Je ne me souviens pas vraiment de ce qui s'est passé après avoir découvert cette lettre, après avoir vu cette photo, c'est le trou noir. C'est une tempête qui fait rage dans ma boite crânienne alors que les mots écrits de la main de ma mère me reviennent comme autant de flèche faites pour me blesser. Je n'arrive pas à croire que c'est réel, que ma mère toujours si droite, si prompte à juger ait pu faire ça.
Et puis soudain, je me mets à trembler, comme si j'étais sur un marteau piqueur alors que la vérité se fait encore plus horrible. Mon père pourrait... je n'arrive même pas à le formuler dans ma tête, c'est inconcevable pour moi. Mes jambes me lâchent brusquement et je me retrouve accroupi au milieu de la rue, je garde la tête baissée, fixant les cailloux entre mes chaussures pour essayer de reprendre mes esprits.
Je dois lui parler, je dois lui demander, je dois en avoir le cœur net. Je prends une profonde inspiration avant de me relever brusquement, je regarde autour de moi et je suis surpris de me rendre compte que la nuit est en train de tomber, que je suis dans une partie éloignée du centre ville et que plusieurs passants me regardent étrangement. Ils ont sans doute peur que je perde la tête.
Je me passe la main dans les cheveux à plusieurs reprises pour essayer de m'éclaircir les idées. Une vibration dans ma poche me fait légèrement sursauter, mais je n'y prête pas attention. J'ai une idée de qui est en train de m'appeler, je l'aime de tout mon cœur, mais je ne peux pas l'entendre émettre cette hypothèse. C'est impossible, je dois d'abord parler à mon père, je dois être sûr que cette lettre est vraie, je...
Je prends une profonde inspiration en regardant autour de moi plus attentivement pour essayer de me situer. Je me rends compte que finalement je ne suis qu'à quelques kilomètres de chez moi. Dans mon errance, j'ai réussi à me diriger vers là où je voulais aller. Nouvelles vibrations et je soupire avant de lentement sortir mon téléphone de ma poche. Autour de moi, les passants ont arrêté de m'observer en voyant que j'avais retrouvé mon calme et ils ont repris leurs occupations.
Comme je m'y attendais, c'est Namtan. Elle a déjà appelé plus d'une dizaine de fois et m'a inondé de message. Je ne suis pas surpris quand je vois l'heure, je suis en vadrouille depuis plusieurs heures.
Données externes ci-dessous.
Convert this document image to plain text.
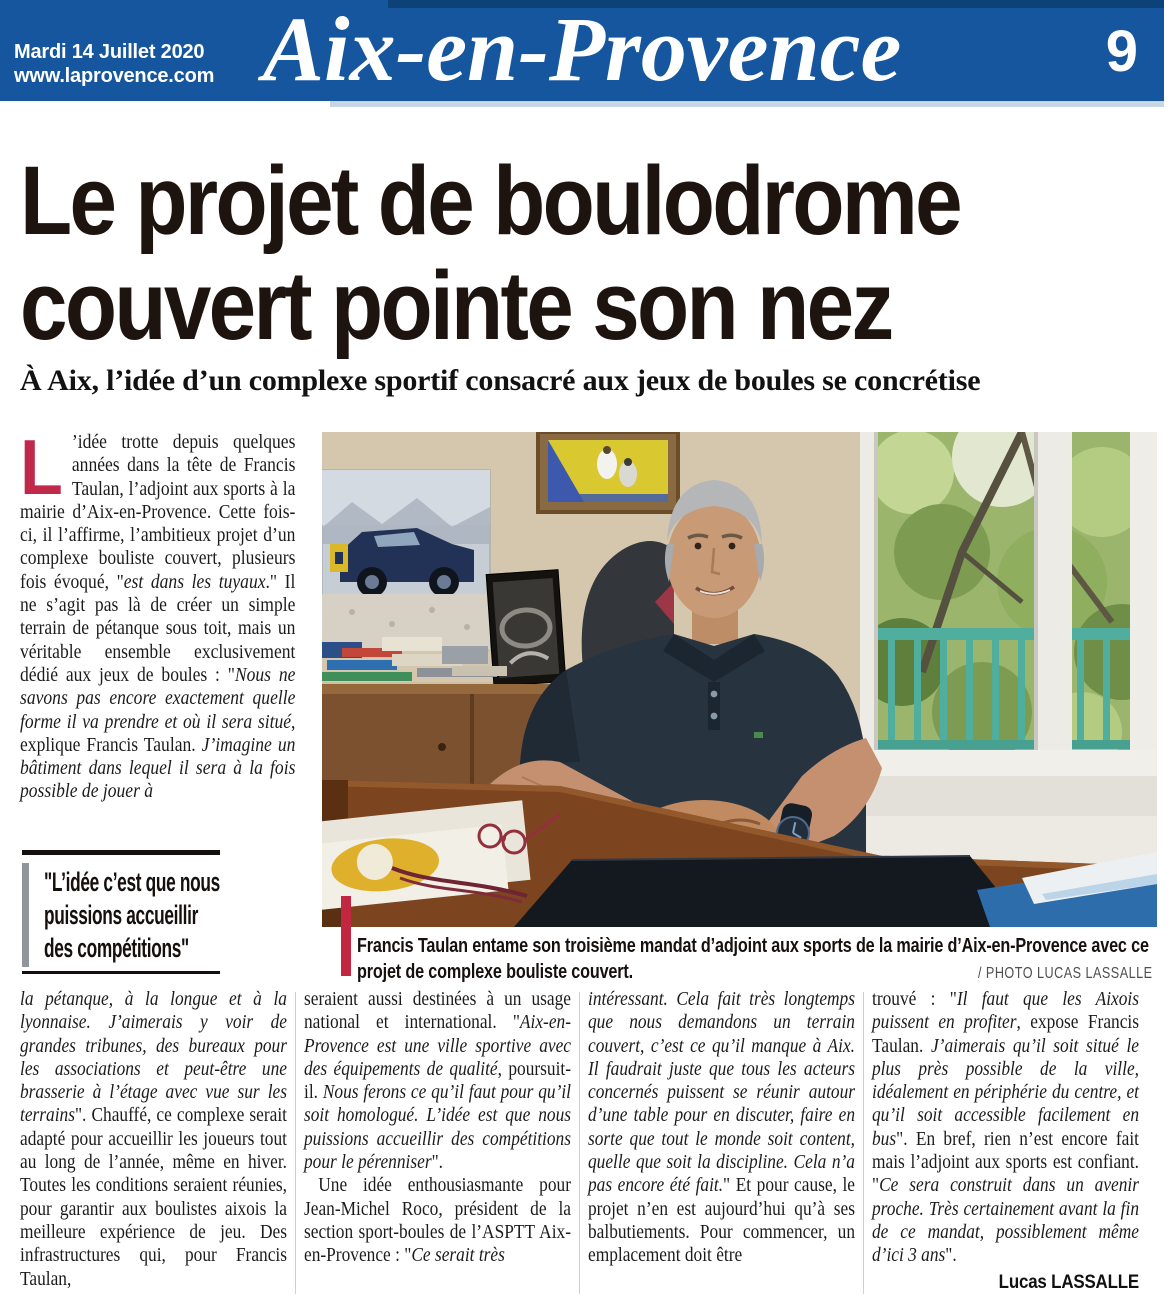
Mardi 14 Juillet 2020
www.laprovence.com Aix-en-Provence	9
Le projet de boulodrome
couvert pointe son nez
À Aix, l’idée d’un complexe sportif consacré aux jeux de boules se concrétise
L ’idée trotte depuis quelques années dans la tête de Francis Taulan, l’adjoint aux sports à la mairie d’Aix-en-Provence. Cette fois-ci, il l’affirme, l’ambitieux projet d’un complexe bouliste couvert, plusieurs fois évoqué, "est dans les tuyaux." Il ne s’agit pas là de créer un simple terrain de pétanque sous toit, mais un véritable ensemble exclusivement dédié aux jeux de boules : "Nous ne savons pas encore exactement quelle forme il va prendre et où il sera situé, explique Francis Taulan. J’imagine un bâtiment dans lequel il sera à la fois possible de jouer à
"L’idée c’est que nous
puissions accueillir
des compétitions"	Francis Taulan entame son troisième mandat d’adjoint aux sports de la mairie d’Aix-en-Provence avec ce projet de complexe bouliste couvert.	/ PHOTO LUCAS LASSALLE

la pétanque, à la longue et à la lyonnaise. J’aimerais y voir de grandes tribunes, des bureaux pour les associations et peut-être une brasserie à l’étage avec vue sur les terrains". Chauffé, ce complexe serait adapté pour accueillir les joueurs tout au long de l’année, même en hiver. Toutes les conditions seraient réunies, pour garantir aux boulistes aixois la meilleure expérience de jeu. Des infrastructures qui, pour Francis Taulan,

seraient aussi destinées à un usage national et international. "Aix-en-Provence est une ville sportive avec des équipements de qualité, poursuit-il. Nous ferons ce qu’il faut pour qu’il soit homologué. L’idée est que nous puissions accueillir des compétitions pour le pérenniser".

Une idée enthousiasmante pour Jean-Michel Roco, président de la section sport-boules de l’ASPTT Aix-en-Provence : "Ce serait très

intéressant. Cela fait très longtemps que nous demandons un terrain couvert, c’est ce qu’il manque à Aix. Il faudrait juste que tous les acteurs concernés puissent se réunir autour d’une table pour en discuter, faire en sorte que tout le monde soit content, quelle que soit la discipline. Cela n’a pas encore été fait." Et pour cause, le projet n’en est aujourd’hui qu’à ses balbutiements. Pour commencer, un emplacement doit être

trouvé : "Il faut que les Aixois puissent en profiter, expose Francis Taulan. J’aimerais qu’il soit situé le plus près possible de la ville, idéalement en périphérie du centre, et qu’il soit accessible facilement en bus". En bref, rien n’est encore fait mais l’adjoint aux sports est confiant. "Ce sera construit dans un avenir proche. Très certainement avant la fin de ce mandat, possiblement même d’ici 3 ans".

Lucas LASSALLE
J'hésite un moment, répondre, raccrocher, mon pouce oscille d'une touche à l'autre avant de soupirer quand la vibration s'arrête d'elle-même.
Je remets rapidement le téléphone dans ma poche, mes épaules se redressent et j'arrive à reprendre le contrôle, je dois aller voir mon père, je dois rester calme et professionnel et ne pas laisser mes émotions prendre le dessus quand je lui demanderai s'il est responsable de la mort de la famille de Fluke.
La nuit est complètement tombée quand j'arrive dans la rue qui m'a vue grandir et l'orage qui menaçait en nous écrasant sous une chaleur moite semble décidé à éclater. Le grondement se fait entendre au loin et, quand un éclair zèbre le ciel, les premières gouttes froides et rafraîchissantes tombent.
Je sens à peine l'eau qui s'insinue dans le tissu de mes vêtements. Encore quelques mètres et j'apercevrai ma maison. Je devrai alors faire face à la vérité et je deviendrai peut-être le fils d'un meurtrier. Comment pourrais-je regarder Fluke en face, sans parler de Namtan et...
— Mais où est-ce que tu étais passé ?
Sa voix s'élève, elle est en colère et sa poigne sur mon bras alors qu'elle me force à me tourner pour lui faire face est légèrement douloureuse. Nos regards se croisent et ma poitrine se serre, je veux la prendre dans mes bras, je veux continuer à être fort et à être celui qui la rassure, mais à cet instant, j'ai plus l'impression d'être un enfant perdu, je suis celui qui a besoin d'être rassuré car mon monde est en train de s'écrouler.